Por eso la espectacularidad de la curva creciente de pobres e indigentes después de la devaluación. Si acordamos que el consumo interno es un factor preponderante de nuestro crecimiento y la inversión es el otro componente necesario para que haya continuidad en el desarrollo, cabe preguntarse ¿qué incidencia tiene el tipo de cambio en el crecimiento sostenido y en la equitativa distribución de la renta nacional? Este debate, que constituye uno de los ejes de la cuestión, es absolutamente ajeno a las discusiones políticas y sociales actuales. No está en el debate del oficialismo ni de la oposición. El gobierno ha tomado partido. La devaluación inicial fue de 40% (excesiva, dijo Kirchner), a la que se debe sumar 50% de aumento de precios minoristas, lo que nos arrojaría hoy un dólar equivalente a dos pesos, pero el BCRA compra todos los días para que siga valiendo tres, con toda la incidencia que esto tiene en el costo de vida y, por ende, los niveles de pobreza e indigencia, como se dijo antes.
• Inversión
Por supuesto que a la Tesorería esto le es cómodo, ya que así asegura superávit primario y de paso puede aumentar el gasto. Con respecto a la inversión cabe hacer una referencia. La pública -sobre la que el gobierno habla muchísimo más de lo que ejecuta- siempre es insignificante en relación con el PBI. La privada (hay entre 100 y 150 mil millones de dólares de argentinos atesorados en el país y el exterior) necesita señales claras y precisas del gobierno para salir del atesoramiento y transformarse en efectiva, pero todos los días se la desalienta con discursos y medidas contrainversión.

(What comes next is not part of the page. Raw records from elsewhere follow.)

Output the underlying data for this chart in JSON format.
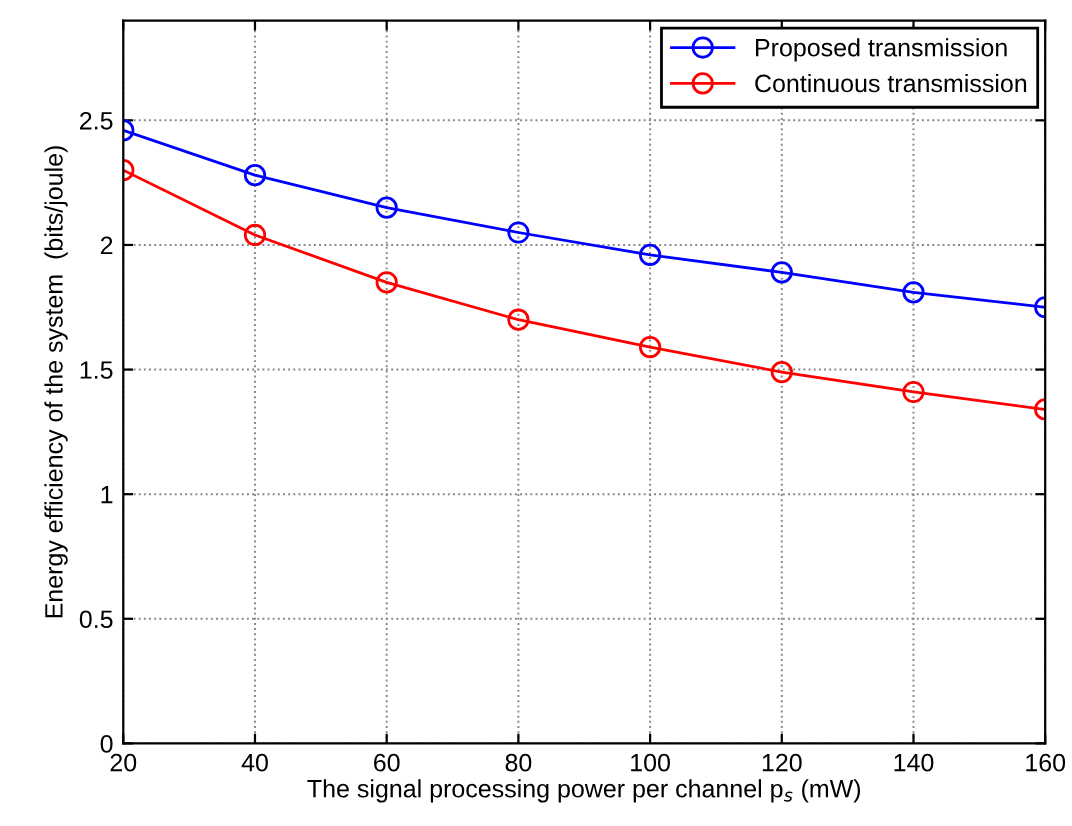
{
  "chart_data": {
    "type": "line",
    "xlabel": "The signal processing power per channel p$_{s}$ (mW)",
    "ylabel": "Energy efficiency of the system  (bits/joule)",
    "x": [
      20,
      40,
      60,
      80,
      100,
      120,
      140,
      160
    ],
    "series": [
      {
        "name": "Proposed transmission",
        "color": "#0000ff",
        "values": [
          2.46,
          2.28,
          2.15,
          2.05,
          1.96,
          1.89,
          1.81,
          1.75
        ]
      },
      {
        "name": "Continuous transmission",
        "color": "#ff0000",
        "values": [
          2.3,
          2.04,
          1.85,
          1.7,
          1.59,
          1.49,
          1.41,
          1.34
        ]
      }
    ],
    "xlim": [
      20,
      160
    ],
    "xticks": [
      20,
      40,
      60,
      80,
      100,
      120,
      140,
      160
    ],
    "ylim": [
      0,
      2.9
    ],
    "yticks": [
      0,
      0.5,
      1,
      1.5,
      2,
      2.5
    ],
    "grid": true,
    "legend": "top right",
    "marker": "circle",
    "line_style": "solid"
  }
}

Mientras tanto, lentamente nos vamos acercando a una inflación anual que en cualquier momento llega a dos dígitos, con su correlato negativo sobre el ingreso fijo. Entonces, al efectuarse las discusiones en el Consejo del Salario me parece que el nivel del tipo de cambio debería haber sido uno de los temas a poner en el tapete del debate, la inflación y la influencia que sobre ella puede tener la emisión permanente del BCRA aunque la esterilice vía Lebac, los estímulos genuinos a la inversión desairados por la prédica oficial, hubieron de ser asuntos también incluidos en la consideración. La pregunta a formularse es ¿subir los sueldos o bajar los precios?
(*) Diputado nacional por el Partido Demócrata Progresista.